While most of our town's deliberations and voting on spending for municipal functions and education take place in February and March, an education issue going back to the March voting has come to a head and our school board decided it had to meet this head on rather than continuing an ongoing fight in the local papers, with heated point/counterpoint letters to the editor creating some of the best local gossip seen around here in some time.
It all came down to what is called a petition warrant article, in this case dealing with one specific petition warrant article that was aimed at eliminating an administrative position the petitioners believed was never authorized when our school district broke away from a larger school administrative unit (or SAU) 13 years ago. The warrant article passed by a 2 to 1 margin, but the school board ignored it, claiming it was “advisory only.” That didn't sit well with a lot of folks in our town.
On top of that, the school board announced the day before the vote in March that they had hired a replacement to fill administrative position being vacated due to the retirement of the person occupying that position. Quite a few people saw that as a slap in the face, taking it as arrogance on the part of board by flaunting their decision ahead of the vote as if to say “We don't care what you want, we going to do it our way.”
But was it arrogance? Or was it poor timing on their part?

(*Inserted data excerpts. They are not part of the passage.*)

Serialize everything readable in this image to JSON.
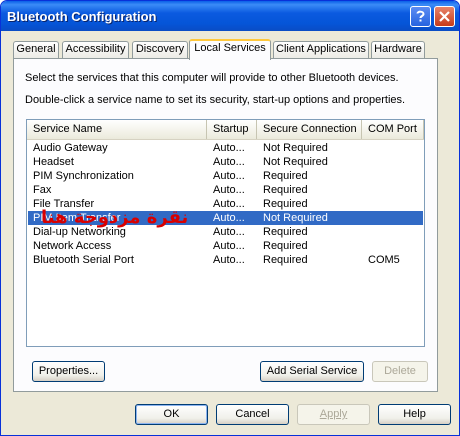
{
  "window": {
    "title": "Bluetooth Configuration"
  },
  "tabs": [
    {
      "label": "General",
      "active": false
    },
    {
      "label": "Accessibility",
      "active": false
    },
    {
      "label": "Discovery",
      "active": false
    },
    {
      "label": "Local Services",
      "active": true
    },
    {
      "label": "Client Applications",
      "active": false
    },
    {
      "label": "Hardware",
      "active": false
    }
  ],
  "description": {
    "line1": "Select the services that this computer will provide to other Bluetooth devices.",
    "line2": "Double-click a service name to set its security, start-up options and properties."
  },
  "list": {
    "columns": [
      "Service Name",
      "Startup",
      "Secure Connection",
      "COM Port"
    ],
    "rows": [
      {
        "name": "Audio Gateway",
        "startup": "Auto...",
        "secure": "Not Required",
        "com": ""
      },
      {
        "name": "Headset",
        "startup": "Auto...",
        "secure": "Not Required",
        "com": ""
      },
      {
        "name": "PIM Synchronization",
        "startup": "Auto...",
        "secure": "Required",
        "com": ""
      },
      {
        "name": "Fax",
        "startup": "Auto...",
        "secure": "Required",
        "com": ""
      },
      {
        "name": "File Transfer",
        "startup": "Auto...",
        "secure": "Required",
        "com": ""
      },
      {
        "name": "PIM Item Transfer",
        "startup": "Auto...",
        "secure": "Not Required",
        "com": "",
        "selected": true
      },
      {
        "name": "Dial-up Networking",
        "startup": "Auto...",
        "secure": "Required",
        "com": ""
      },
      {
        "name": "Network Access",
        "startup": "Auto...",
        "secure": "Required",
        "com": ""
      },
      {
        "name": "Bluetooth Serial Port",
        "startup": "Auto...",
        "secure": "Required",
        "com": "COM5"
      }
    ]
  },
  "overlay_text": "نقرة مزدوجة هنا",
  "panel_buttons": {
    "properties": "Properties...",
    "add_serial": "Add Serial Service",
    "delete": "Delete"
  },
  "dialog_buttons": {
    "ok": "OK",
    "cancel": "Cancel",
    "apply": "Apply",
    "help": "Help"
  },
  "colors": {
    "title_bar": "#0555d8",
    "selection": "#316ac5",
    "close_button": "#c63b1a",
    "overlay_text": "#d80000",
    "active_tab_accent": "#ffc83c"
  }
}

It doesn't matter, the reason being that perception is reality. (If the voters see it as arrogance then it is arrogance, motives not withstanding.)

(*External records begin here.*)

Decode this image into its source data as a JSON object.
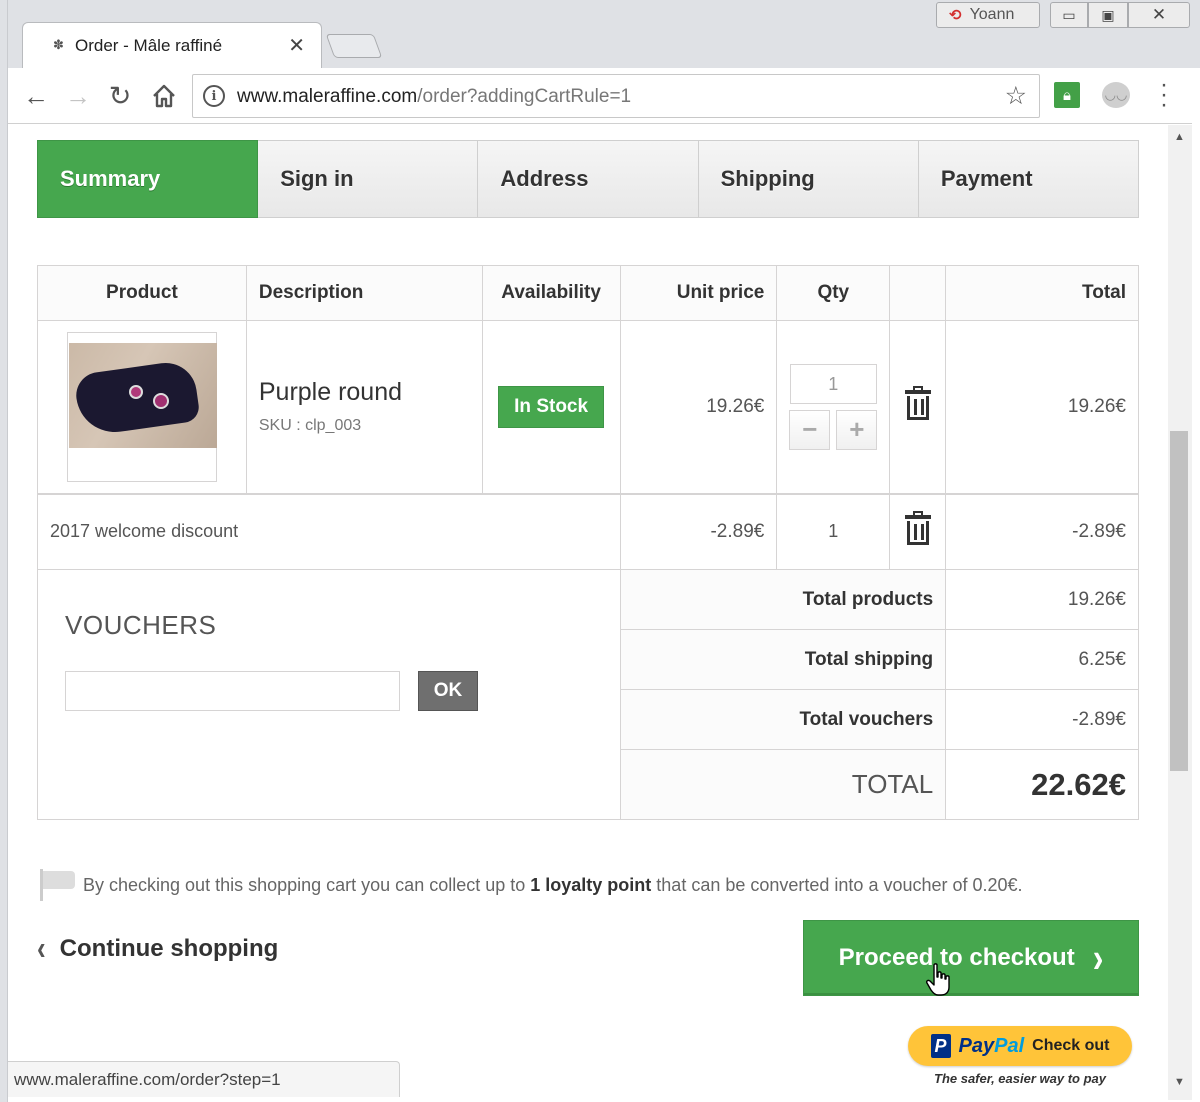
{
  "browser": {
    "tab_title": "Order - Mâle raffiné",
    "tab_favicon": "✽",
    "user_name": "Yoann",
    "url_host": "www.maleraffine.com",
    "url_path": "/order?addingCartRule=1",
    "status_url": "www.maleraffine.com/order?step=1"
  },
  "steps": [
    {
      "label": "Summary",
      "active": true
    },
    {
      "label": "Sign in",
      "active": false
    },
    {
      "label": "Address",
      "active": false
    },
    {
      "label": "Shipping",
      "active": false
    },
    {
      "label": "Payment",
      "active": false
    }
  ],
  "cart": {
    "headers": {
      "product": "Product",
      "description": "Description",
      "availability": "Availability",
      "unit_price": "Unit price",
      "qty": "Qty",
      "delete": "",
      "total": "Total"
    },
    "item": {
      "name": "Purple round",
      "sku": "SKU : clp_003",
      "availability": "In Stock",
      "unit_price": "19.26€",
      "qty": "1",
      "total": "19.26€"
    },
    "discount": {
      "label": "2017 welcome discount",
      "unit_price": "-2.89€",
      "qty": "1",
      "total": "-2.89€"
    },
    "totals": {
      "products_label": "Total products",
      "products_value": "19.26€",
      "shipping_label": "Total shipping",
      "shipping_value": "6.25€",
      "vouchers_label": "Total vouchers",
      "vouchers_value": "-2.89€",
      "grand_label": "TOTAL",
      "grand_value": "22.62€"
    },
    "vouchers": {
      "title": "VOUCHERS",
      "input_value": "",
      "ok_label": "OK"
    }
  },
  "loyalty": {
    "pre": "By checking out this shopping cart you can collect up to ",
    "points": "1 loyalty point",
    "post": " that can be converted into a voucher of 0.20€."
  },
  "actions": {
    "continue_label": "Continue shopping",
    "checkout_label": "Proceed to checkout"
  },
  "paypal": {
    "brand_pay": "Pay",
    "brand_pal": "Pal",
    "check_out": "Check out",
    "tagline": "The safer, easier way to pay"
  },
  "colors": {
    "accent_green": "#46a74e",
    "paypal_yellow": "#ffc439",
    "paypal_blue": "#003087"
  }
}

A lot of people showed up for this 'special' school board meeting, held at the our high school auditorium, and a lot of people spoke up, not pleased with the way the board handled the matter. There had been a lot of name calling in the letters to the editor published in our two local papers. Some of the anger displayed in those letters was evident at the meeting as person after person took the opportunity to address their comments and questions to the board. There was plenty of fancy footwork (figuratively speaking) displayed by the board and the school district's attorney. A lot of people left the meeting feeling nothing had been accomplished.
Some questions did get answered. The one I asked dealt with what criteria is used to determine whether a petition warrant article is advisory or binding. (If the petition deals with a specific action, such as adding or cutting funding for a specific purpose, such as a job or activity within the town or school district, then it's binding. If it doesn't address a specific action, then it's advisory.)
One thing is certain, the people got involved in how our school board is performing its function. Another thing that's certain is that a number of school board members will be seeing some serious competition come the next election in March.
And so it goes in small town New Hampshire.